Dreisell figured that plan wasn’t going to work, so he had Brown front Johnson in the second half in an attempt to deny him the ball.

No matter. Augmon led the way with 13 second-half points as UNLV did its usual opening number on the opposition. This time, it was 17-3 in the first five minutes of the half and it allowed Jerry Tarkanian the opportunity to rest Johnson and the other starters.

“It was a fun game,” Johnson said. “I’m not used to getting one-on-one coverage so I tried to take advantage of it.”

Anderson Hunt said that’s the idea.

“We always want to be aware of Larry,” he said. “Most teams double-team Larry. But they played him straight up, so when we see someone guarding him one-on-one, especially when it’s a smaller guy, we’re going to get the ball to him.”

Tarkanian was glad to see the team recognize the situation and take advantage of it.

“They’re so unselfish,” he said. “They never try to force it but they saw Larry was being played straight up and they got to him down low. It was great to see.”

For Johnson, it was an ideal situation. A smaller team, trying to play him physical, gets hammered in the end.

“I’ve been working on some one-on-one moves in practice, but it’s mostly for zones,” he said. “If I can catch a team playing man, I’ll leave that outside stuff to the guards and go down low.”

Johnson thought the team’s intensity in Tuesday’s practice carried over to Wednesday’s game.

“We played pretty hard tonight defensively,” he said. “It was a good game for us because we ran well on offense and we played good defense.”

So goo that James Madison shot just 38 percent from the field for the game. Surprisingly though, the Dukes turned it over just 13 times compared to 18 for UNLV. It was the first time all year the Rebels had committed more miscues than the oppostion. But it still didn’t matter.

“They couldn’t get a good shot against us,” Tarkanian said of JMU, which fell to 5-5.

“Our defense by out first team was s good as it has been. If you were making a training film, you could have used the first 25 minutes of tonight’s game.”
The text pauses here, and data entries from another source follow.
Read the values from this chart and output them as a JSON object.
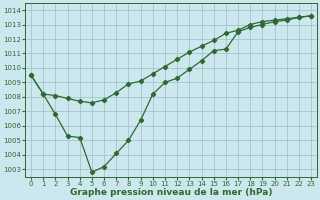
{
  "line1_x": [
    0,
    1,
    2,
    3,
    4,
    5,
    6,
    7,
    8,
    9,
    10,
    11,
    12,
    13,
    14,
    15,
    16,
    17,
    18,
    19,
    20,
    21,
    22,
    23
  ],
  "line1_y": [
    1009.5,
    1008.2,
    1008.1,
    1007.9,
    1007.7,
    1007.6,
    1007.8,
    1008.3,
    1008.9,
    1009.1,
    1009.6,
    1010.1,
    1010.6,
    1011.1,
    1011.5,
    1011.9,
    1012.4,
    1012.6,
    1013.0,
    1013.2,
    1013.3,
    1013.4,
    1013.5,
    1013.6
  ],
  "line2_x": [
    0,
    1,
    2,
    3,
    4,
    5,
    6,
    7,
    8,
    9,
    10,
    11,
    12,
    13,
    14,
    15,
    16,
    17,
    18,
    19,
    20,
    21,
    22,
    23
  ],
  "line2_y": [
    1009.5,
    1008.2,
    1006.8,
    1005.3,
    1005.2,
    1002.8,
    1003.2,
    1004.1,
    1005.0,
    1006.4,
    1008.2,
    1009.0,
    1009.3,
    1009.9,
    1010.5,
    1011.2,
    1011.3,
    1012.5,
    1012.8,
    1013.0,
    1013.2,
    1013.3,
    1013.5,
    1013.6
  ],
  "color": "#2d6a2d",
  "bg_color": "#cce8ee",
  "grid_color": "#9bbfc8",
  "xlabel": "Graphe pression niveau de la mer (hPa)",
  "ylim": [
    1002.5,
    1014.5
  ],
  "xlim": [
    -0.5,
    23.5
  ],
  "yticks": [
    1003,
    1004,
    1005,
    1006,
    1007,
    1008,
    1009,
    1010,
    1011,
    1012,
    1013,
    1014
  ],
  "xticks": [
    0,
    1,
    2,
    3,
    4,
    5,
    6,
    7,
    8,
    9,
    10,
    11,
    12,
    13,
    14,
    15,
    16,
    17,
    18,
    19,
    20,
    21,
    22,
    23
  ],
  "marker": "D",
  "marker_size": 2.2,
  "linewidth": 0.9,
  "tick_fontsize": 5.0,
  "xlabel_fontsize": 6.5
}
And the 28 minutes of Larry Johnson as the sequel.

Rebels Notes

JC transfer Melvn Love confirmed Wednesday night he will be eligible today and is expected to practice with the team this afternoon at the Thomas and Mack. Love, a 6-9 forward, played at Salt Lake Community College prior to enrolling at UNLV. …For only the second time this year, UNLV found itself over the new 10-foul limit which gives the opposition two free throws for every foul committed after the 10th….Steve Hood, JMU All-America Candidate, led all scorers with 32 points and played a game-high 38 minutes. He was out there, till the bitter end. … Ackles, who have been nailed with numerous goal-tending calls this season had the tables turned on him when JMU’s Clayton Ritter goal-tended Ackles’ shot. “I was afraid the refs weren’t going to call it,” Ackles said with a grin. “Now I know how the other half lives.” Ackles had 11 points and 13 rebounds.